En conclusion, en matière de maladies infectieuses, il est peu probable que nous puissions caractériser le lieu de la contamination.
Ensuite, si nous n’ignorons pas que certaines personnes ont été mises en situation d’une surexposition, nous considérons qu’il ne faut pas confondre surexposition au danger du fait de son activité professionnelle et contraction de la maladie à l’occasion de la réalisation de cette activité.
Présupposer qu’il y a eu contamination sur le lieu de travail paraît pour le moins particulièrement délicat en matière infectieuse, contrairement à l’exposition à l’amiante, dont le lien de causalité était certain et pouvait assurément être imputé à la charge de la branche accidents du travail et maladies professionnelles.
Reconnaître ici cette fiction juridique revient par ailleurs à faire porter aux employeurs la charge symbolique de la responsabilité de la contamination de leurs employés.
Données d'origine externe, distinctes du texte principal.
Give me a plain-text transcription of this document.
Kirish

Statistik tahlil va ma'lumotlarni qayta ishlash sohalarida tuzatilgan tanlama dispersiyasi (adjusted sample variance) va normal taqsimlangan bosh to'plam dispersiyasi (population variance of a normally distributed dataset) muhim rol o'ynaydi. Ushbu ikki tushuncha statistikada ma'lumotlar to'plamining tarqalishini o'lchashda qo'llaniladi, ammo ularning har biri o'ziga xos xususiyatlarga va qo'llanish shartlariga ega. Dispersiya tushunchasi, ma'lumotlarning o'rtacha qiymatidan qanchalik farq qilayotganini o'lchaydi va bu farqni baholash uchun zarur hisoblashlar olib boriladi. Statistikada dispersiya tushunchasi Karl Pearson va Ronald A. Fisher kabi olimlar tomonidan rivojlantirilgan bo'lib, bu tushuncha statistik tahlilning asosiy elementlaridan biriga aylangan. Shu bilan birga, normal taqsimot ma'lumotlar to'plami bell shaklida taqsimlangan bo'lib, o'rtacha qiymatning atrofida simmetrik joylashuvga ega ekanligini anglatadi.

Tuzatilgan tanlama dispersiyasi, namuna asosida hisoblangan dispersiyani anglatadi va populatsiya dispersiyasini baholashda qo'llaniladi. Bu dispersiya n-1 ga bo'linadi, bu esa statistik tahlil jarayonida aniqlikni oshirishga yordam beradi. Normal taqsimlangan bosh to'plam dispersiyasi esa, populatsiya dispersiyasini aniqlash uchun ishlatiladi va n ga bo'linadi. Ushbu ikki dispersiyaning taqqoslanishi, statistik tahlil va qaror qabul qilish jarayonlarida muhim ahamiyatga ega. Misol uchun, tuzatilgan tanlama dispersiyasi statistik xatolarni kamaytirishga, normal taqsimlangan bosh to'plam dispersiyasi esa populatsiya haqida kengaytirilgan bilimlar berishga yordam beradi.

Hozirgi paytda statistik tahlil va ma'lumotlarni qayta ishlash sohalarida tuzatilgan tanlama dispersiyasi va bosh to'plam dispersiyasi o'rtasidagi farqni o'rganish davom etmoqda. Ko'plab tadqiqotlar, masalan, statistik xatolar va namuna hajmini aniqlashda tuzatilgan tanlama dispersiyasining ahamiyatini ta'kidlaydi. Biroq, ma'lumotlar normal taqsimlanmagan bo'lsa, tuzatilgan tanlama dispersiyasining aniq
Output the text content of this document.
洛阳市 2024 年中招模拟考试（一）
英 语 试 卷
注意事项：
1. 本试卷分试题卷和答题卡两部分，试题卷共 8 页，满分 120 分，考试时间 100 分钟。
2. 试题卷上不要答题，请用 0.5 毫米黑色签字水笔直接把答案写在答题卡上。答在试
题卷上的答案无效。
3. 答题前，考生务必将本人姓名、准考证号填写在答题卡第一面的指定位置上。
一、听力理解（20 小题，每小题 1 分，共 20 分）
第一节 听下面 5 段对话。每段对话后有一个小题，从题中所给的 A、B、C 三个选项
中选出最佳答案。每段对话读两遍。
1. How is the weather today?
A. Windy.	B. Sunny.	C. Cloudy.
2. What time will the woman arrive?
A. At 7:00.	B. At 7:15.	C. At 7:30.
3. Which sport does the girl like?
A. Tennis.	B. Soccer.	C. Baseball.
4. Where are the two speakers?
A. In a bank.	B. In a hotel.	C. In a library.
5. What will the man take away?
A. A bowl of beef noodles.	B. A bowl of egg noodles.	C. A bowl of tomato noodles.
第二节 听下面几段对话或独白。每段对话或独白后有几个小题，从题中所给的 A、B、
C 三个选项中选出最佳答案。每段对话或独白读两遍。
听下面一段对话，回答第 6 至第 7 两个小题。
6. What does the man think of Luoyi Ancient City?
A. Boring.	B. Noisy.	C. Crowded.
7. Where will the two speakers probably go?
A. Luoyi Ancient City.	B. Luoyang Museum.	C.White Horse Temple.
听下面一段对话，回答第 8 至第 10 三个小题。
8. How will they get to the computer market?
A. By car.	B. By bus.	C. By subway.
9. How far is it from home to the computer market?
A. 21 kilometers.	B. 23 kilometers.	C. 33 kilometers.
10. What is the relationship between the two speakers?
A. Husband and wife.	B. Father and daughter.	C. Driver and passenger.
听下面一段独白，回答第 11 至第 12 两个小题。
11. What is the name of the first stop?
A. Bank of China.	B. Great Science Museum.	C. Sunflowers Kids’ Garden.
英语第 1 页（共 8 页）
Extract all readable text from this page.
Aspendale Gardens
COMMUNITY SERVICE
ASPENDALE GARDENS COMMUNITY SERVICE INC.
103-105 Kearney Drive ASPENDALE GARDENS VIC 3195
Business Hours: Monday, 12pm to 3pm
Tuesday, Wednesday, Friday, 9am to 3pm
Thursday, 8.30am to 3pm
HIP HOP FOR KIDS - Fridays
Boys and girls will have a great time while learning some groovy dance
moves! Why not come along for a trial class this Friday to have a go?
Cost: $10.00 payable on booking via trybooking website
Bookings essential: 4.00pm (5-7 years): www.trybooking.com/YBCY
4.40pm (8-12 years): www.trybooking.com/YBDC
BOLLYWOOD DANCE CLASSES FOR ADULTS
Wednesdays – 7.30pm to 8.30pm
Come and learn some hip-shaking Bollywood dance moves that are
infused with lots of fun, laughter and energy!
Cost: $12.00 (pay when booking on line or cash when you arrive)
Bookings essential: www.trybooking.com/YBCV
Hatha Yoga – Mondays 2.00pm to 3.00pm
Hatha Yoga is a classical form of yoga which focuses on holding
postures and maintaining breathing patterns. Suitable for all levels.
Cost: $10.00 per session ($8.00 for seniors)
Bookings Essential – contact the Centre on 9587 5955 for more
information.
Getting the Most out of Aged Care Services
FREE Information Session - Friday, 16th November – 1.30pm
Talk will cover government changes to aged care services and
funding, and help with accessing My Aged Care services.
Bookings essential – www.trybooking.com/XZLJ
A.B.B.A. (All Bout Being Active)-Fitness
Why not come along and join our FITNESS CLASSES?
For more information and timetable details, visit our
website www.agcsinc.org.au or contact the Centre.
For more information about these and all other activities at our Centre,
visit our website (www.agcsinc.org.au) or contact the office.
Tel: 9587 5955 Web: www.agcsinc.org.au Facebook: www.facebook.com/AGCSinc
Or le lien de causalité entre activité professionnelle et contraction de la maladie ne pouvant pas être justifié, nous regrettons que la voie de la reconnaissance au titre des maladies professionnelles ait été privilégiée.
J’ajoute que faire peser cette charge symbolique sur les employeurs privés, publics, ou sur les associations, alors que nous n’étions pas en capacité de leur permettre de protéger suffisamment leurs employés du fait de la pénurie de masques chirurgicaux et autres équipements de protection individuelle paraît d’autant plus injuste.
C’est pourquoi, afin d’éviter toute différence de traitement entre les soignants et les autres professionnels mobilisés durant le confinement et afin d’éviter de faire porter aux employeurs la charge symbolique que je viens de décrire, je m’interroge sur le recours à une autre solution que le Gouvernement aurait peut-être pu privilégier plutôt que de faire porter cette charge par la branche accidents du travail et maladies professionnelles.
Monsieur le secrétaire d’État, n’aurait-il pas été plus juste de garantir à ces travailleurs une prise en charge intégrale de la maladie, voire du préjudice, directement par l’assurance maladie sur présentation d’une attestation démontrant leur mobilisation durant le confinement ? C’est une réflexion.
Pour toutes ces raisons, le groupe Union Centriste votera contre cette proposition de loi.